The Museum of Contemporary Art (MOCA) in Los Angeles has announced that it will no longer charge general admission. The plan to implement free admission to the museum was announced at a benefit dinner on Saturday held at MOCA’s Geffen Contemporary satellite space (formerly the Temporary Contemporary) in L.A.’s Little Tokyo neighborhood. The new admission policy is being made possible by a $10-million gift from Board of Trustees President Carolyn Powers.
MOCA has been in need of a positive change for years, and has been under fire ever since its artist board members Catherine Opie, Barbara Kruger, Ed Ruscha, and John Baldessari left in protest of former-director Jeffrey Deitch, who was ousted in 2013. Last year, the institution tapped former MoMA PS1 director Klaus Biesenbach to switch coasts and become its new director.

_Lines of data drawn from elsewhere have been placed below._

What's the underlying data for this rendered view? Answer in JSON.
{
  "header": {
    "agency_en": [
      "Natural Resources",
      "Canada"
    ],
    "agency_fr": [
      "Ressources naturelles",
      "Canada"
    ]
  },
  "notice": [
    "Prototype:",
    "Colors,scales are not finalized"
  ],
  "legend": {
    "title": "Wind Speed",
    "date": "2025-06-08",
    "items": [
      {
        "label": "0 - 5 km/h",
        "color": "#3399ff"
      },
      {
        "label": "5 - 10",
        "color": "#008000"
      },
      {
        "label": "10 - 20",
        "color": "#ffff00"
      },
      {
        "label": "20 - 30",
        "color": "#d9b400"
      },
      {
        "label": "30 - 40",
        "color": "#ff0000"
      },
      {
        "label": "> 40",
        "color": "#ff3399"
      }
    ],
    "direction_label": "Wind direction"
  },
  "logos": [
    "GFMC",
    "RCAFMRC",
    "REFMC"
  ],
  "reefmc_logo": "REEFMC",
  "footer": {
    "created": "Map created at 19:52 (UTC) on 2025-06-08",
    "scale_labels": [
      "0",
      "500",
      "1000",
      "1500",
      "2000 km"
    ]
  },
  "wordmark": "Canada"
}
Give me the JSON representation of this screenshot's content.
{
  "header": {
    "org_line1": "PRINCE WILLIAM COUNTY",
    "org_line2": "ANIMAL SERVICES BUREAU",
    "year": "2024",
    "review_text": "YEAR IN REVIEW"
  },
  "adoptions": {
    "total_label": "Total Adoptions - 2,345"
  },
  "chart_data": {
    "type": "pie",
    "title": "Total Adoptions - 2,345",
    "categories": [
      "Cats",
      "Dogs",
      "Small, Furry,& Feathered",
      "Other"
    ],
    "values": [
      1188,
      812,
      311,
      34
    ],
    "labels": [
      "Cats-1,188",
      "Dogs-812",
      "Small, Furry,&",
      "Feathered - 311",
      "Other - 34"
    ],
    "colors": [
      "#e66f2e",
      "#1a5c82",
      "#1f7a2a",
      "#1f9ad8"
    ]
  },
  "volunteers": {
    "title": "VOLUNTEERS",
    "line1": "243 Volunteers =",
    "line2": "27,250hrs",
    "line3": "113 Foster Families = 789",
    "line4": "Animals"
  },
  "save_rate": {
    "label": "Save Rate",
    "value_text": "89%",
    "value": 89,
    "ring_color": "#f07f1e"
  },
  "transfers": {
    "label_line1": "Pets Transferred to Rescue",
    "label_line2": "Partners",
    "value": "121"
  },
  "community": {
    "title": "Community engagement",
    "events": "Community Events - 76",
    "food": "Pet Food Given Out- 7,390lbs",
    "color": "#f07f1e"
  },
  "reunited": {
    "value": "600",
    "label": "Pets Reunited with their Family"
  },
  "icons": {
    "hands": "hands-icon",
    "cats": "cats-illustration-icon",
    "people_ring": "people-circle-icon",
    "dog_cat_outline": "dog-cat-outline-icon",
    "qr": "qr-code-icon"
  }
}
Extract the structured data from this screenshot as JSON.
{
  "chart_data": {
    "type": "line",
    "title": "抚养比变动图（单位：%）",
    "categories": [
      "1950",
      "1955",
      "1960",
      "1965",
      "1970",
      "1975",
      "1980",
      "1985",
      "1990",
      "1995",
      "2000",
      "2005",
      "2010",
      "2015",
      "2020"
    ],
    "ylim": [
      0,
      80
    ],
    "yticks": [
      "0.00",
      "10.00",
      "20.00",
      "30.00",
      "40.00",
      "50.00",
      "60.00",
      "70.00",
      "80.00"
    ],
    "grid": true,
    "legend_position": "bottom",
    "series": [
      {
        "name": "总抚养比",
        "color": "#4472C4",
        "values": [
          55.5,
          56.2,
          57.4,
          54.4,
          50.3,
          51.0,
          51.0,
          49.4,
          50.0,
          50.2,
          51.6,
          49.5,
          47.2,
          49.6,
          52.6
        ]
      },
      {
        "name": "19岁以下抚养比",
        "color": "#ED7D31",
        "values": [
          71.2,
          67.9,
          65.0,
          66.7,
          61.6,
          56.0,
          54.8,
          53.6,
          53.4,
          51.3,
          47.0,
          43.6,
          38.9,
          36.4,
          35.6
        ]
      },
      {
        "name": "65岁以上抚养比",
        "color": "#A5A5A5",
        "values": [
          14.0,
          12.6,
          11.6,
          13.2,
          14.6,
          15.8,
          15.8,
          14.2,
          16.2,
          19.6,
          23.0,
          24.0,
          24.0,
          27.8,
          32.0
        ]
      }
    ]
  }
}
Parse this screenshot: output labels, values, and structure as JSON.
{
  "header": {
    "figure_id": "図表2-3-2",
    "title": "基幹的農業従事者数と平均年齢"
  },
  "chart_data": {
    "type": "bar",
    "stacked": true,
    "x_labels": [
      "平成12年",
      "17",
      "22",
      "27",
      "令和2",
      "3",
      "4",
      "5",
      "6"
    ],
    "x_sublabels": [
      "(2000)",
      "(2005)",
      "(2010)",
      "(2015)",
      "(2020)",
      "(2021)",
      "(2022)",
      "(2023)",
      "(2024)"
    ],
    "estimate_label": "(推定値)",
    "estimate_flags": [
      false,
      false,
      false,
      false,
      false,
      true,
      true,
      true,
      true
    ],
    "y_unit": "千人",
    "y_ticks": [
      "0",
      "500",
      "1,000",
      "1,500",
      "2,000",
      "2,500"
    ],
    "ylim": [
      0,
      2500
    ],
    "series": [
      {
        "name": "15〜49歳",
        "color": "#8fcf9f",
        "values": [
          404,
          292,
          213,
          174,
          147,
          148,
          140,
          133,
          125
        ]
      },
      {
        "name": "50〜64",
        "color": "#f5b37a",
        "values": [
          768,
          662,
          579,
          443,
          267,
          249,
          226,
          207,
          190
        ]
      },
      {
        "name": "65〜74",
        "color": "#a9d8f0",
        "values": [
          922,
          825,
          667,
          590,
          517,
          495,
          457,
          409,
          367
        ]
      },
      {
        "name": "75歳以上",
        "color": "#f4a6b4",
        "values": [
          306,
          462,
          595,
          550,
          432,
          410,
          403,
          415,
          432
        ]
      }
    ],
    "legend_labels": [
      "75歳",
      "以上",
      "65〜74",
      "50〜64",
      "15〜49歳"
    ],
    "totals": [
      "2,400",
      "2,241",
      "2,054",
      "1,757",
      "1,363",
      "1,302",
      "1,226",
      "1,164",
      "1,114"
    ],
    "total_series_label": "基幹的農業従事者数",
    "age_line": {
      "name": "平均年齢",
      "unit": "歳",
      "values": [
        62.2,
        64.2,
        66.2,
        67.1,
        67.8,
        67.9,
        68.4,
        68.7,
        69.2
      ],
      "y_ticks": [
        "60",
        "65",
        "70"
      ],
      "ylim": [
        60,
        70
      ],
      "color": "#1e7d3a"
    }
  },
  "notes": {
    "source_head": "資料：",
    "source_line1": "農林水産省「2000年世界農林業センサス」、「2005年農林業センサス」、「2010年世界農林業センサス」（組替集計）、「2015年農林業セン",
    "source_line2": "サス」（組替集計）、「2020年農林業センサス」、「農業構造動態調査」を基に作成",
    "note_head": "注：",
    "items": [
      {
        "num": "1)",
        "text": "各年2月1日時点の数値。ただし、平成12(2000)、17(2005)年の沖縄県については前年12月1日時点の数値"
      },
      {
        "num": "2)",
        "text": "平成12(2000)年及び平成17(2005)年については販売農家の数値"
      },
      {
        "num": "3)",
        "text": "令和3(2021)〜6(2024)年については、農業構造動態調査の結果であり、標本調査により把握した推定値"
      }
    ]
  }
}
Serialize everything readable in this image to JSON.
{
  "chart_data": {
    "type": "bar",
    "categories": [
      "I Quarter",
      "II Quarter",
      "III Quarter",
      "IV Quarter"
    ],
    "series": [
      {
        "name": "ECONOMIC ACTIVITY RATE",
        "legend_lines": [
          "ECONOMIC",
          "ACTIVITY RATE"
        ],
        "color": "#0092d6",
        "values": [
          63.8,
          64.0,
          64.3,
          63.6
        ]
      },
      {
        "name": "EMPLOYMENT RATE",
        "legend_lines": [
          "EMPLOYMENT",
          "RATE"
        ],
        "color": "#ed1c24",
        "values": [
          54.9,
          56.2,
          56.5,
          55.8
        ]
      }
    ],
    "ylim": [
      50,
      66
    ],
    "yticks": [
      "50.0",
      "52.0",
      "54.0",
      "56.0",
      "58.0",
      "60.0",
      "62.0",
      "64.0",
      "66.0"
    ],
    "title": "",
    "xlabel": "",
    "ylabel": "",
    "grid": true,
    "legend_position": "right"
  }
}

Biesenbach called the decision to offer free admission a “step toward being more porous, more welcoming and more open.” In an interview with the Los Angeles Times he said:
We are not aiming at having more visitors or larger attendance, but we’re aiming at being more accessible, at having open doors. [. . .] As a civic institution, we should be like a library, where you can just walk in.
It’s unclear if this change comes in response to the smash-hit success of The Broad, which opened across the street from MOCA in 2015 and offers free admission. The Broad has been known for the round-the-block lines to enter its shiny Diller Scofidio + Renfro-designed building and glimpse its showy collection. While the two institutions play very different roles, the buzz around The Broad may have been a factor for MOCA. The Broad has consistently seen more than 750,000 visitors annually, while MOCA had 284,160 last year. Across town to the west, The Hammer (a museum affiliated with the University of California, Los Angeles) stopped charging admission in 2014 and has seen a 25% boost in attendance since.
Powers’s $10-million gift will be enough to fund the free-admission policy for the next five years, and the museum intends to use that time to find new ways to ensure its long-term sustainability. A representative from the museum said that MOCA has “every intention that this is a permanent change.”
“I’m not counting on the audience doubling or tripling, I think that would be the wrong goal,” Biesenbach told the New York Times. “If we have 5,000 people come who wouldn’t come otherwise, that is important.”
A date has not yet been set for the new admission policy to take effect, but Biesenbach added that the museum is going to “work on the rollout immediately.”